Candidate information is beginning to appear on Ukraine's Central Electoral Commission site. The re-introduction of the mixed system is likely to enhance the importance of candidate connections to regional constituencies as competitors seek ways to increase electability. Although the previous two elections used rules that de-emphasized local connections, parties appeared to be mindful of the importance of nominating candidates with regional ties on their national lists. The local capacity that parties and politicians have developed over the last few cycles should be especially useful in the upcoming election.

I generated the following maps using data collected from the Central Electoral Commission (in a collaboration with Nazar Boyko). The first map displays reported candidate residency from the 2007 snap elections for 1,899 candidates with clearly defined location data (apologies for the pie charts, but the BatchGeo platform uses them as a standard tool to display data. As a side note, pie charts have their detractors and proponents...).
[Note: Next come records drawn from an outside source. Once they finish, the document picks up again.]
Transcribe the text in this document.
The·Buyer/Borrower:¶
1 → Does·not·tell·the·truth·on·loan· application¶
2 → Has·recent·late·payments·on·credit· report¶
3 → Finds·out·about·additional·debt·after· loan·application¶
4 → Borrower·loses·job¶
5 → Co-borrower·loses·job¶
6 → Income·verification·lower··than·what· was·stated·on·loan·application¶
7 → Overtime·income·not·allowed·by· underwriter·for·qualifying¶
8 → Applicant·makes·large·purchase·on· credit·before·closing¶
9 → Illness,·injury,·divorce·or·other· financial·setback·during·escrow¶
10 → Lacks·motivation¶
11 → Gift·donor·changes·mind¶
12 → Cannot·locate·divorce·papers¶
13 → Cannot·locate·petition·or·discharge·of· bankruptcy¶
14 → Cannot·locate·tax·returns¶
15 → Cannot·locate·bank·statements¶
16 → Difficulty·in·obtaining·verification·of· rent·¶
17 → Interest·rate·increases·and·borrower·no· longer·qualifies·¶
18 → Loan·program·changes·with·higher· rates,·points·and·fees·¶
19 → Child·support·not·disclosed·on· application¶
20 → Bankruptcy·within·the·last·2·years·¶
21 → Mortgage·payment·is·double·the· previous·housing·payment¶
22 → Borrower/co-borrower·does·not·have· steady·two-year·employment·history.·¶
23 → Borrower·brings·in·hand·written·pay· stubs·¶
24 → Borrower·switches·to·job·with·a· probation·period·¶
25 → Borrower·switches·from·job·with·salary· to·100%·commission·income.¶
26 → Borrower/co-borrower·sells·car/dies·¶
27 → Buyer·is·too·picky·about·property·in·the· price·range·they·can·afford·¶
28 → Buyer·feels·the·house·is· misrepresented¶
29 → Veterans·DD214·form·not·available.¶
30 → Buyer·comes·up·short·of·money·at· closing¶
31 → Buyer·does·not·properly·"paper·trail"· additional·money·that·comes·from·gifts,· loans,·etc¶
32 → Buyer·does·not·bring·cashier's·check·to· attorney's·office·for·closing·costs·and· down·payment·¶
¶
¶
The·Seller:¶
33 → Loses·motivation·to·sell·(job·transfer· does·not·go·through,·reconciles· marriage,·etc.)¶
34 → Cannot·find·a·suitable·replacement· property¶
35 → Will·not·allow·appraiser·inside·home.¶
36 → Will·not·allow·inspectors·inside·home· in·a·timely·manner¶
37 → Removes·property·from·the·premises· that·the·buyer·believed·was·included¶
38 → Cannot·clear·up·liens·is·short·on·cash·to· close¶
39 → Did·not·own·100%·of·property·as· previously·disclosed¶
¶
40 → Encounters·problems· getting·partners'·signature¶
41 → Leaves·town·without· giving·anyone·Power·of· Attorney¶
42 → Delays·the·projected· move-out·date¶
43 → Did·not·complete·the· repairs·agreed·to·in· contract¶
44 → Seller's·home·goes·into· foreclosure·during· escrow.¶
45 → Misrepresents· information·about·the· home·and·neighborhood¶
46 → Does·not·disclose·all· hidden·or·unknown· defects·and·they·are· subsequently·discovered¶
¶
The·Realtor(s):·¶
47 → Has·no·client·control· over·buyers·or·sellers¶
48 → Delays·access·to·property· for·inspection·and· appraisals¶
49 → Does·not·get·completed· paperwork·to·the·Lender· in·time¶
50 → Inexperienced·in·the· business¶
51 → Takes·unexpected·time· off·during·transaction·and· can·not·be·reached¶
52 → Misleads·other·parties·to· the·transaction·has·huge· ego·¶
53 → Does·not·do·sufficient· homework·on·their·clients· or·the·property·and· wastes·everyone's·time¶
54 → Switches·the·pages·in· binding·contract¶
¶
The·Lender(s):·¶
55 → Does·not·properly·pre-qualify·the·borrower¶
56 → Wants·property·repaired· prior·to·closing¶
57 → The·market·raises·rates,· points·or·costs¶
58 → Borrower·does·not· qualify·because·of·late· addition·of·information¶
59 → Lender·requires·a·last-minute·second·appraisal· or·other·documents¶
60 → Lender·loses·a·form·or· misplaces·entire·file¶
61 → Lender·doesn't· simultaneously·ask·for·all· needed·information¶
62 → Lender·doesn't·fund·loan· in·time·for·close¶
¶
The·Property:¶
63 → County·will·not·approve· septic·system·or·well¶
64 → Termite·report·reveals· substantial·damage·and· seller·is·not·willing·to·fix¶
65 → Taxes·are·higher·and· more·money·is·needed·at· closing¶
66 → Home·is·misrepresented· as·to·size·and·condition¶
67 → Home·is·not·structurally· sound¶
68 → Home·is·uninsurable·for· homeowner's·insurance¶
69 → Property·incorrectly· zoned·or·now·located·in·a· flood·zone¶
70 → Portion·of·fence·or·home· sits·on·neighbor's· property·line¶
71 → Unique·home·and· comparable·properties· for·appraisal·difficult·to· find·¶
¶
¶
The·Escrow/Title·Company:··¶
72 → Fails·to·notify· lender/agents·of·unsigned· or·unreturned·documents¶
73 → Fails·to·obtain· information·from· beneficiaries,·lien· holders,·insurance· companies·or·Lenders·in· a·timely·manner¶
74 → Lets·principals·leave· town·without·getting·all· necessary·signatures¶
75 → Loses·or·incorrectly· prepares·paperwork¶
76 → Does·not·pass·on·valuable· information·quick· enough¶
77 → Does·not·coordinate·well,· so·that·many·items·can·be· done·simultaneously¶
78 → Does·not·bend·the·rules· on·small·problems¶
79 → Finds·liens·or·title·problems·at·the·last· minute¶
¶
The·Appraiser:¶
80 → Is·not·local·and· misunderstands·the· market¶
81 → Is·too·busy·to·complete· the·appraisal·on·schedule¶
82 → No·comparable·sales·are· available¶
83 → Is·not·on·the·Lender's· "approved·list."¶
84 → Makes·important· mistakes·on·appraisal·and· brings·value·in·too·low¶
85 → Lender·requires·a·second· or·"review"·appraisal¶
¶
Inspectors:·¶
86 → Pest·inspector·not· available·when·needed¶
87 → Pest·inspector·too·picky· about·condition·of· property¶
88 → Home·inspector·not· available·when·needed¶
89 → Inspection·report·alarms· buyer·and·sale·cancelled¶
View Ukraine Residency 2007 by Party in a full screen map

While more than a third of candidates declared Kyiv or its environs to be their place of residence, the remaining candidates were distributed in all corners of Ukraine. Regional divisions are unsurprisingly evident, with the Party of Regions and Communists offering a higher proportion of candidates claiming eastern residency than other parties, and Our Ukraine-People's Self Defense and the Bloc of Yuliya Tymoshenko offering a higher proportion of candidates claiming western residency. These data suggest that the major parties have developed local capacity across the country that could be valuable under the mixed system.

The picture from 2007 is a bit different when we look at winners: Kyiv residency is dominant, accounting for more than half of all elected deputies. The Party of Regions is better represented through the reported residency of its elected deputies in some eastern areas (e.g., Donetsk) and the opposition is better represented in western areas (e.g., BYuT in Galicia). But, parties can also claim elected deputies who report residency in "enemy" territory.

View Ukraine 2007 Residency by Party (Winners) in a full screen map

Of course, the party system has changed in important ways since 2007, especially for the opposition, with the decline of OU-PSD, the collaboration of BYuT and Yatseniuk's Front of Change, and the independent participation of UDAR. It is also important to note that residency and localness may not have been decisive the last time the mixed system was used. In 2002, two-thirds of candidates in single-member districts (2,133 of 3,086) claimed residency in or around the districts they contested. However, 126 of the 223 district deputies initially elected did not claim local ties, compared to 97 who did. I plan to do some additional analysis, taking into account various factors such as the choice set in the districts, the qualities of candidates, and so on. But, as we look toward the 2012 parliamentary election, it will be instructive to see how party nominations reflect regional connections.

Note: The maps have some missing values, generally due to coding (either information availability or geocoding problems). In some cases, the geocoder could not identify villages. I will explore these issues as they may be a function of transliteration choices.